20 fevereiro 2024

À flor da pele


Diego Rivera, A noite dos pobres

Antes que me esqueça dos pequenos gestos, escrevo. No convívio com meu tio Hoffman, por estes dias, a expressão de um homem firme e desgastado pelo tempo. Foram dois dias no hospital, somente eu e ele. Noites que passaram silenciosas, que escorreram como córregos condenados. Sua mão segurava a minha com força, nas limpezas e trocas de lençóis. O olhar sereno não se despregava de uma hipotética visão débil, que lhe sorria com compaixão. Quando permanecemos a sós, continuei segurando sua mão, dizendo-lhe que contaria histórias. Ele aprovou, e ao longo da narrativa, o mesmo olhar incerto, um delicado sorriso por talvez reconhecer-se como protagonista da narrativa. E depois, o mergulho no mesmo sono das horas indefinidas.
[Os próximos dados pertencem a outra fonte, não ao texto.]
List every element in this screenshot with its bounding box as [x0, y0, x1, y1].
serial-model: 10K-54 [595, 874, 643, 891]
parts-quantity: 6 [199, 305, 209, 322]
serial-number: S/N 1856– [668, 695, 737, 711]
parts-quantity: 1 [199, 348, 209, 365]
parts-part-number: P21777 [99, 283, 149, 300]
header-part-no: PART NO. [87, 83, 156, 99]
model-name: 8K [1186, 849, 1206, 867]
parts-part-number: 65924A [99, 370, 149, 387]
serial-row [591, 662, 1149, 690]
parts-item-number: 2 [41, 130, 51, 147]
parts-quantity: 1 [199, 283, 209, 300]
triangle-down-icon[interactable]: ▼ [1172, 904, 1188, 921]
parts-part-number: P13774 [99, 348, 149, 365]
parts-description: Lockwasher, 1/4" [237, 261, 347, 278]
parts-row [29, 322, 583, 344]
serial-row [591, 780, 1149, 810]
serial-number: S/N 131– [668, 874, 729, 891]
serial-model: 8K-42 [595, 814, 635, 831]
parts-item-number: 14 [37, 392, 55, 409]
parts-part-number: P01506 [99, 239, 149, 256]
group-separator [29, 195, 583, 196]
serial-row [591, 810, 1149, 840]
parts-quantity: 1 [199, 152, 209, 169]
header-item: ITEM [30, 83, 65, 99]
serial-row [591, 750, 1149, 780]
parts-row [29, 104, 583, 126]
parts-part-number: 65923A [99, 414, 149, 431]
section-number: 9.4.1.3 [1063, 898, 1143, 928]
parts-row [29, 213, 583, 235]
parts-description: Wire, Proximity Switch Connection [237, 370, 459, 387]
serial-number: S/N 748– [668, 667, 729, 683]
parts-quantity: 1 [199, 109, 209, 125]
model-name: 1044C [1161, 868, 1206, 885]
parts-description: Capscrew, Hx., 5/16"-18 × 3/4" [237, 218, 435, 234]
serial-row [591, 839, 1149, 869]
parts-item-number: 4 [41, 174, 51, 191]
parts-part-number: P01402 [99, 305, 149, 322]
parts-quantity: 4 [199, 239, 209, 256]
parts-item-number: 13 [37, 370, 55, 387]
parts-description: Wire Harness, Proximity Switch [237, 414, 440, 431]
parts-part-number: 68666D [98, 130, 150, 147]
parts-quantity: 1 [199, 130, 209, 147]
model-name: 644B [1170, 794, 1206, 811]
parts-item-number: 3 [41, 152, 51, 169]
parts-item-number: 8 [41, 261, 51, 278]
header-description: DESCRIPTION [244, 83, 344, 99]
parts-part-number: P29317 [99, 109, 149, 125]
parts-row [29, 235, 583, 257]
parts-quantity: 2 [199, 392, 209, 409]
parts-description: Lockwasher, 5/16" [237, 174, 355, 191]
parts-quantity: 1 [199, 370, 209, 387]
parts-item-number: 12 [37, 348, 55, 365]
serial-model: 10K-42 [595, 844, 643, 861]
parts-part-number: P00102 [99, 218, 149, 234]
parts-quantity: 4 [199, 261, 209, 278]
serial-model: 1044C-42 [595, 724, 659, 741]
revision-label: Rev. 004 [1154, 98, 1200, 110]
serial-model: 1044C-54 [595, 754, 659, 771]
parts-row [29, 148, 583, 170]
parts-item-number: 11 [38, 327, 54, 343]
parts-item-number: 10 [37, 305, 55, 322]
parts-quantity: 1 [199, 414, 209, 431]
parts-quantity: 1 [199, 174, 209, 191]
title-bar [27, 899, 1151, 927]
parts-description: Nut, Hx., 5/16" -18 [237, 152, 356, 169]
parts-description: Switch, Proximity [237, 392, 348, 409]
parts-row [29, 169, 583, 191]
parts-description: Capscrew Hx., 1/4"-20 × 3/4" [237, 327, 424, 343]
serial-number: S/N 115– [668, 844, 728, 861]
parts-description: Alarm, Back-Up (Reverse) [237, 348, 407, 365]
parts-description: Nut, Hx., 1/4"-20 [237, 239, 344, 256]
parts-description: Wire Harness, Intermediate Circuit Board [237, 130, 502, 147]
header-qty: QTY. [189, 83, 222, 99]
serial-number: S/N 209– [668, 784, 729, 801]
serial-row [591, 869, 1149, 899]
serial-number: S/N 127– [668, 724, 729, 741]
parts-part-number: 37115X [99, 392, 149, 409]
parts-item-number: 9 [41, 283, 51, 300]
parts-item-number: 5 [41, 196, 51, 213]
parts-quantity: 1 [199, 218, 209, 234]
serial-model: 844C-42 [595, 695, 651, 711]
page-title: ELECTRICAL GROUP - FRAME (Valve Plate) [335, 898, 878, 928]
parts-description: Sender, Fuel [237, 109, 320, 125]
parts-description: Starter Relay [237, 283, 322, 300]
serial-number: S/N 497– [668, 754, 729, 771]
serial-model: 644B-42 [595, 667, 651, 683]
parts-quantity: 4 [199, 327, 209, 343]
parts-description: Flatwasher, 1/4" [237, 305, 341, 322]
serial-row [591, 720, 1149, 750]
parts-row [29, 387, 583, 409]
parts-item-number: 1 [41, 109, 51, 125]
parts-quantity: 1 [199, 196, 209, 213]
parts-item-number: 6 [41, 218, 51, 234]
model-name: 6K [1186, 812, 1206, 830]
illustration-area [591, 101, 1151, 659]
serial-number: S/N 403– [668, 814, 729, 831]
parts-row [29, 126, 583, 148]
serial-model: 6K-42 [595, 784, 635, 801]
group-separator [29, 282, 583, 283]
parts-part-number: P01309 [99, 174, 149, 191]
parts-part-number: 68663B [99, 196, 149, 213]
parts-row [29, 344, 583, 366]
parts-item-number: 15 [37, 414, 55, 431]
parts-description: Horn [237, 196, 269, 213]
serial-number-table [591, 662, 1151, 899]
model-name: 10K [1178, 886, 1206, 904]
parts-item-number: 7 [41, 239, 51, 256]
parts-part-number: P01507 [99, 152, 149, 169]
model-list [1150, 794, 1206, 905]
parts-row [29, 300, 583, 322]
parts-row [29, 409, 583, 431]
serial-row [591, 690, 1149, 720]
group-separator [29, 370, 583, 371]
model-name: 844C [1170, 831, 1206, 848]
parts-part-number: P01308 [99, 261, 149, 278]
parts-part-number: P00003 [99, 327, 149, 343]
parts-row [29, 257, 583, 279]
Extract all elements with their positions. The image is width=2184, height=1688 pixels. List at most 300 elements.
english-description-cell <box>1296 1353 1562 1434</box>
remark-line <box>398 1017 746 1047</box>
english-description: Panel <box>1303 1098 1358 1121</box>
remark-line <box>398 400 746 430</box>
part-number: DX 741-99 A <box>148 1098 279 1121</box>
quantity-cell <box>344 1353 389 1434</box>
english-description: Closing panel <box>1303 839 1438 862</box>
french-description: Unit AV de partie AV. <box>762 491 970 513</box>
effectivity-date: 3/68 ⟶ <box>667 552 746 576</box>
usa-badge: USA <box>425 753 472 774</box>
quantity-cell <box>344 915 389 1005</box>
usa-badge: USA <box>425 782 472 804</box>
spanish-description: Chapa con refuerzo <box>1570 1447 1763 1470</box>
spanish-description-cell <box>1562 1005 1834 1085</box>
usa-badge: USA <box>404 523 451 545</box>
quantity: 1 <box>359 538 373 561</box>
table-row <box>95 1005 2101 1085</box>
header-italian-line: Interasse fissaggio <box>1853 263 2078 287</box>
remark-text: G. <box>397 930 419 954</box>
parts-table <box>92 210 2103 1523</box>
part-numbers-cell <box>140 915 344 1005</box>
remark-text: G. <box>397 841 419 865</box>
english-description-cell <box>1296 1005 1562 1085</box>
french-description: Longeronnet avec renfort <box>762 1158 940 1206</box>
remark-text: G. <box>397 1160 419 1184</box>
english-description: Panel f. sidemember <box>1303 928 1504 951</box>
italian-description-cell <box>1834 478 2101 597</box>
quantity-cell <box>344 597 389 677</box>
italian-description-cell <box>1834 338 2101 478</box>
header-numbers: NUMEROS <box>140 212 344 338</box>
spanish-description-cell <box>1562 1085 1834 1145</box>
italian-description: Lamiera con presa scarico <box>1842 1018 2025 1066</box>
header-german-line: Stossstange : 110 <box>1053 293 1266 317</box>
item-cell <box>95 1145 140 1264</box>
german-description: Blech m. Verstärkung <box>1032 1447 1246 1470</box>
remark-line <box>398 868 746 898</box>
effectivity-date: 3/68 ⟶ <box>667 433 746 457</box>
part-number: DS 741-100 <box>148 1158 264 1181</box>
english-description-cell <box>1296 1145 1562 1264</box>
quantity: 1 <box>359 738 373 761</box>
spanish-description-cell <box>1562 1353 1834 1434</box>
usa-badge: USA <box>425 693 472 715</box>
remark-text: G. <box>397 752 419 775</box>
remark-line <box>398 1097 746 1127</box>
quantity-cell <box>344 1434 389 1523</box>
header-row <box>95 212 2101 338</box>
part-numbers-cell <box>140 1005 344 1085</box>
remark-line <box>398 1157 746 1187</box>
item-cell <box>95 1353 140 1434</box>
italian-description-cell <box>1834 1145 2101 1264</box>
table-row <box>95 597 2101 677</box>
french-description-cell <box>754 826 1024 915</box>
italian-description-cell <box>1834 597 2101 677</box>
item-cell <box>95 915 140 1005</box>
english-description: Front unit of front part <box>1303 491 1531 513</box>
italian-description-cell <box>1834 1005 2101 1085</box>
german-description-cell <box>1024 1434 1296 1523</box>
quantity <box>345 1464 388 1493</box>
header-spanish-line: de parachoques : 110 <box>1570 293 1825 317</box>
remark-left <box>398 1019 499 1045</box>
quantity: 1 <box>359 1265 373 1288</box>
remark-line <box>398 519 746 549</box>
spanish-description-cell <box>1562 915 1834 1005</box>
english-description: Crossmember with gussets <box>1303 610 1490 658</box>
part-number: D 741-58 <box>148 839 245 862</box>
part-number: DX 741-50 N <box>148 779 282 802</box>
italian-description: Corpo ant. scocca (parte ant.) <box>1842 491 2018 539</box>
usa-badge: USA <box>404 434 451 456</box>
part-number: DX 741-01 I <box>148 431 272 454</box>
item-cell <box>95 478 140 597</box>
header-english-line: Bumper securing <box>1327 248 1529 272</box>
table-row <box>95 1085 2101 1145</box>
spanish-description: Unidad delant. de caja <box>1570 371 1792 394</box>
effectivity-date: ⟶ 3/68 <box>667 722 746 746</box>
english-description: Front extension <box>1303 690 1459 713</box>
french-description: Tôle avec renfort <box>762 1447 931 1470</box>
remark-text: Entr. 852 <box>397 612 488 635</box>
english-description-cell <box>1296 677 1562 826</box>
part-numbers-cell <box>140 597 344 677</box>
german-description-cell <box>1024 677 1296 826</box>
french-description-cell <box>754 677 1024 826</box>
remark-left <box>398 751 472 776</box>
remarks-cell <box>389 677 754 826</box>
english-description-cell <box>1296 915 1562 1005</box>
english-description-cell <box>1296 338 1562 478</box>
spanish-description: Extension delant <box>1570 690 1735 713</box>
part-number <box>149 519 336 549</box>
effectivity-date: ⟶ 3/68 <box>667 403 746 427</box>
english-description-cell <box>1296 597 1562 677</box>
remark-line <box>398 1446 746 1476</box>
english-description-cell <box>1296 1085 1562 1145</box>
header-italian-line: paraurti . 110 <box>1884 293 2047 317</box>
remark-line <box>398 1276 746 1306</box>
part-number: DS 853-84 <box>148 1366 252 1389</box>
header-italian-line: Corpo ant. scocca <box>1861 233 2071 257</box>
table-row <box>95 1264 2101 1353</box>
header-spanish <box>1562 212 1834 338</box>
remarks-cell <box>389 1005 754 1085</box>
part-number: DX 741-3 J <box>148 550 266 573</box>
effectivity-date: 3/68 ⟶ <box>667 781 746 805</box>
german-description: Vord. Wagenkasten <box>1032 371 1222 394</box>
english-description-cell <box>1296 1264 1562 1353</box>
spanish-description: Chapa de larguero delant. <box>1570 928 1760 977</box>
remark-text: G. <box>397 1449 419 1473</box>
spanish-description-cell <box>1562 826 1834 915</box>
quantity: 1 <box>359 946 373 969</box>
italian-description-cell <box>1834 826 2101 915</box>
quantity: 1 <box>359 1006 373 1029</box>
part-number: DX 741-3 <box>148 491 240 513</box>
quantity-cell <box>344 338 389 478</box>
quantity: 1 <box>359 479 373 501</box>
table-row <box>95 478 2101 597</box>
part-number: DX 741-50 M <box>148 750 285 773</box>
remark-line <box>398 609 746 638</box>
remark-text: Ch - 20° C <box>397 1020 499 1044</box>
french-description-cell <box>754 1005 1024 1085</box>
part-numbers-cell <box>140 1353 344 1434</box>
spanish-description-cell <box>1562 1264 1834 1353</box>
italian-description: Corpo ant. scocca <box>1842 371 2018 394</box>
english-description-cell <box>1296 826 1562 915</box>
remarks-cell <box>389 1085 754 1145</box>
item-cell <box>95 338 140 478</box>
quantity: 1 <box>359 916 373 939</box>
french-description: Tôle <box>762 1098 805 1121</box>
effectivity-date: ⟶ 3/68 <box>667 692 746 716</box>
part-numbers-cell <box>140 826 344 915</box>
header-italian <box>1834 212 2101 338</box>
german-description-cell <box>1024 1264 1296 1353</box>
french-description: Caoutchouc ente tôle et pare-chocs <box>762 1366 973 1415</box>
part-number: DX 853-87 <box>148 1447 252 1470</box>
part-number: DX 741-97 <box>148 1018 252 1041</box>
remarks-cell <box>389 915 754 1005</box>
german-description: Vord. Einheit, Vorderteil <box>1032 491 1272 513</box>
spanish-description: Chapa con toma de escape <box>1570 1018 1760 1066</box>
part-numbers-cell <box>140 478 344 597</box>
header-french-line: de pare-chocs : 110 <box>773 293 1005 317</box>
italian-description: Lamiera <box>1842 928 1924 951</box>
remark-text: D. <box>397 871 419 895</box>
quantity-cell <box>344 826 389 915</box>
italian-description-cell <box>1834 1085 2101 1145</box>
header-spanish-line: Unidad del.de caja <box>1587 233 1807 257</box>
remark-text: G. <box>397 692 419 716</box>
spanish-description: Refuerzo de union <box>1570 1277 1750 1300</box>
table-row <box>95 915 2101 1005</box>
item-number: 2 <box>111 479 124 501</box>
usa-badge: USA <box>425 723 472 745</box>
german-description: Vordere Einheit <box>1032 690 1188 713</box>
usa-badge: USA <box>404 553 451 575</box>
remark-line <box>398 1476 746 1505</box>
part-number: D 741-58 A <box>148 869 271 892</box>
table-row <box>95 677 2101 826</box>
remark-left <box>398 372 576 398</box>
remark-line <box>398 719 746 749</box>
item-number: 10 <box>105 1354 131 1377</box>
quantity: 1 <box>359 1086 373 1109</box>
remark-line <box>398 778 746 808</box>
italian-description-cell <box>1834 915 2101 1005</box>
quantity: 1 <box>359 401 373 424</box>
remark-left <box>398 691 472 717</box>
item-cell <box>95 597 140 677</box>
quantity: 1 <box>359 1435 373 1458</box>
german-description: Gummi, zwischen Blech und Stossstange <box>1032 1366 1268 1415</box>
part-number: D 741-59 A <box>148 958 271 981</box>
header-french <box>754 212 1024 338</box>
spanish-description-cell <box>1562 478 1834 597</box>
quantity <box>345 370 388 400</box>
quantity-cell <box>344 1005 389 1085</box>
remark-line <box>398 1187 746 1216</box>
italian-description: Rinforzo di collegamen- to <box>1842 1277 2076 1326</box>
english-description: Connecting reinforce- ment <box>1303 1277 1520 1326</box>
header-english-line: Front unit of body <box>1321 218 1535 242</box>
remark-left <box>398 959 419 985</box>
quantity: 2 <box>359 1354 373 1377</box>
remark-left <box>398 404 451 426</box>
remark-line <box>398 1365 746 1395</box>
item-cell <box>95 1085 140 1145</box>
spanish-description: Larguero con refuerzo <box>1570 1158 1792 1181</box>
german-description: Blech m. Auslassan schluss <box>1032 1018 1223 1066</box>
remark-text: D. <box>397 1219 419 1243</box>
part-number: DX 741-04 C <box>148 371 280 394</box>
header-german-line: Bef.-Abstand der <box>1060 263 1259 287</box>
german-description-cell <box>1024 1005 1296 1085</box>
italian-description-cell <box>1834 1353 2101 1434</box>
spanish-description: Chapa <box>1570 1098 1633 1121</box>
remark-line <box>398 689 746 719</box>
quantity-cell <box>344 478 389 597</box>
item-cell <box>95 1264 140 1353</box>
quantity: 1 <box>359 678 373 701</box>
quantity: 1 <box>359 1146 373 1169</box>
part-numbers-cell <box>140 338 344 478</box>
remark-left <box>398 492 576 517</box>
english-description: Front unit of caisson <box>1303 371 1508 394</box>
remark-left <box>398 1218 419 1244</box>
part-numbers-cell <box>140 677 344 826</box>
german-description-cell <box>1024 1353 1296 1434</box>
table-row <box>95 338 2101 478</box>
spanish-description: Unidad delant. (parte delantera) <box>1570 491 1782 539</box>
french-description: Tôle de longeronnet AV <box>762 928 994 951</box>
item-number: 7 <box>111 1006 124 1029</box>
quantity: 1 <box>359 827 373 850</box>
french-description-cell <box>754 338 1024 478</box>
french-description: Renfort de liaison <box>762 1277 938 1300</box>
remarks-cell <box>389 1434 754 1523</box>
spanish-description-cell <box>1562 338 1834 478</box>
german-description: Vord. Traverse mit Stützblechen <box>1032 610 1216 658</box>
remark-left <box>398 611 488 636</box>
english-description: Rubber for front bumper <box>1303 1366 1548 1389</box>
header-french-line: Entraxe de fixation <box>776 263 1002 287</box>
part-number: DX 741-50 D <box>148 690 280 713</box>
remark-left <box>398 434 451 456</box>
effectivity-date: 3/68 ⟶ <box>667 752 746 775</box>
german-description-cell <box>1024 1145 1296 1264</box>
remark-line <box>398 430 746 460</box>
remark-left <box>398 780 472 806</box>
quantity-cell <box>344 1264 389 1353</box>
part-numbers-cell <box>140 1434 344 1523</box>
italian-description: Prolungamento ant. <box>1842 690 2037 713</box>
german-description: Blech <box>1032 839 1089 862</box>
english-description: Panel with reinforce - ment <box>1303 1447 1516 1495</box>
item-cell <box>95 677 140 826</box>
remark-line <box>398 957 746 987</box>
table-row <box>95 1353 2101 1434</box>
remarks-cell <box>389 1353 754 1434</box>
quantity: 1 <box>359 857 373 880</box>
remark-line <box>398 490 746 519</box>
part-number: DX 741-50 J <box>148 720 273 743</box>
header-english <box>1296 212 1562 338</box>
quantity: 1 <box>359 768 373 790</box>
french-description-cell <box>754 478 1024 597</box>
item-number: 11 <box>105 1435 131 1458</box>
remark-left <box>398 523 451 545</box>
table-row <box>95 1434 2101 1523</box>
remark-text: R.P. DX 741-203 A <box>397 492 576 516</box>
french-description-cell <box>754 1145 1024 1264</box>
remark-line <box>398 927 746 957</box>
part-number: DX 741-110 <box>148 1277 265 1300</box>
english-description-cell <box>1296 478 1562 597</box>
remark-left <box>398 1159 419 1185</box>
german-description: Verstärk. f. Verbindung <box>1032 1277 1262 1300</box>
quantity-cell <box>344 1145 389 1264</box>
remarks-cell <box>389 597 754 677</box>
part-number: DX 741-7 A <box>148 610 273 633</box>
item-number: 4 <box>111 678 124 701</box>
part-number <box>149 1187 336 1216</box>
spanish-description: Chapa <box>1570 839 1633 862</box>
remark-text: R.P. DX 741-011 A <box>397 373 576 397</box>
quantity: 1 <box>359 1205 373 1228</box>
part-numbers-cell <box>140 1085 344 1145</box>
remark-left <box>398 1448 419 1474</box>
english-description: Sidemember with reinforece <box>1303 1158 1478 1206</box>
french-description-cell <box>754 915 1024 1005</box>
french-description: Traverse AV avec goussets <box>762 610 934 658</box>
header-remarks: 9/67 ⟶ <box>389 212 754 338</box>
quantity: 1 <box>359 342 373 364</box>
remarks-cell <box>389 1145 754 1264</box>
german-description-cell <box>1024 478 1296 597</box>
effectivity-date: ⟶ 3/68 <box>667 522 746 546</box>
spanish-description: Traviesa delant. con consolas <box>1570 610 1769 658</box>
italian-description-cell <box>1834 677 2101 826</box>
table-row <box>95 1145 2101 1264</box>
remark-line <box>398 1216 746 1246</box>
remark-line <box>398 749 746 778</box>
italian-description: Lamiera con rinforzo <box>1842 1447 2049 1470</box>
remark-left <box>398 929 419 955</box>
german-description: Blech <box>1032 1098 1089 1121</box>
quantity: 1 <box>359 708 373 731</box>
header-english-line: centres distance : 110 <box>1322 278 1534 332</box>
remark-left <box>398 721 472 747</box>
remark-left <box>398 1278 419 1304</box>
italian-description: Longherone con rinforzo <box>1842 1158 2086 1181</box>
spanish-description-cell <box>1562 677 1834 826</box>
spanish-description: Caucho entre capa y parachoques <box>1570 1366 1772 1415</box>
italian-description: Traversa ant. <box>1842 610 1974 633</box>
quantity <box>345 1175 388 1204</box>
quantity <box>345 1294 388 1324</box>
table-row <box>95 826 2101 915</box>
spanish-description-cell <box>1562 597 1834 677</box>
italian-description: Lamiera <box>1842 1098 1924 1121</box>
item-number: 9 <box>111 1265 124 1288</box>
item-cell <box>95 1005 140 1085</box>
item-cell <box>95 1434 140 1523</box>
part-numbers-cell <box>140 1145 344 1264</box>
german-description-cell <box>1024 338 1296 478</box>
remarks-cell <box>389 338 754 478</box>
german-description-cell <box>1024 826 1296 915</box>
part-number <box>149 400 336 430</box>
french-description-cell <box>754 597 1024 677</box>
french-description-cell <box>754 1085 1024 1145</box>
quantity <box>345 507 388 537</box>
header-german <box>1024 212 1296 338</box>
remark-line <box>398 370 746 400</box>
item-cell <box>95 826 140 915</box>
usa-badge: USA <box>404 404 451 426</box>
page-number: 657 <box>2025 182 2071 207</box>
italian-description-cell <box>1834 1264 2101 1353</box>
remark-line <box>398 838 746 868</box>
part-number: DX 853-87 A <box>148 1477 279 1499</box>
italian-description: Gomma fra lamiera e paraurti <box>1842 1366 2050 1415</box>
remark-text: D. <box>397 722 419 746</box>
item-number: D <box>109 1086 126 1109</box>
Já em casa, em uma das noites, outra vez as mãos que se agarram, sinto a textura forte da pele e da carne de seus dedos, de sua palma, é uma mão que não difere de outras tantas. Pergunto se está tudo bem, ele me responde com clareza, ‘maravilhoso’. Permaneço um pouco mais, seus olhos na penumbra, tão atentos quando nas ocasiões em que se põe alerta. Digo-lhe que contarei mais histórias e pergunto se gostaria de ouvir, ‘é’... a resposta que assente de modo positivo, mais simples de dizer do que ‘sim, quero continuar a ouvir’... Ficamos conectados mais um tempo pelas mãos, retorna o balbucio de palavras indecifráveis, e logo pronuncia um ‘eu te amo’ límpido e fulminante. Precisei aguardar toda uma vida para testemunhar tamanha emoção.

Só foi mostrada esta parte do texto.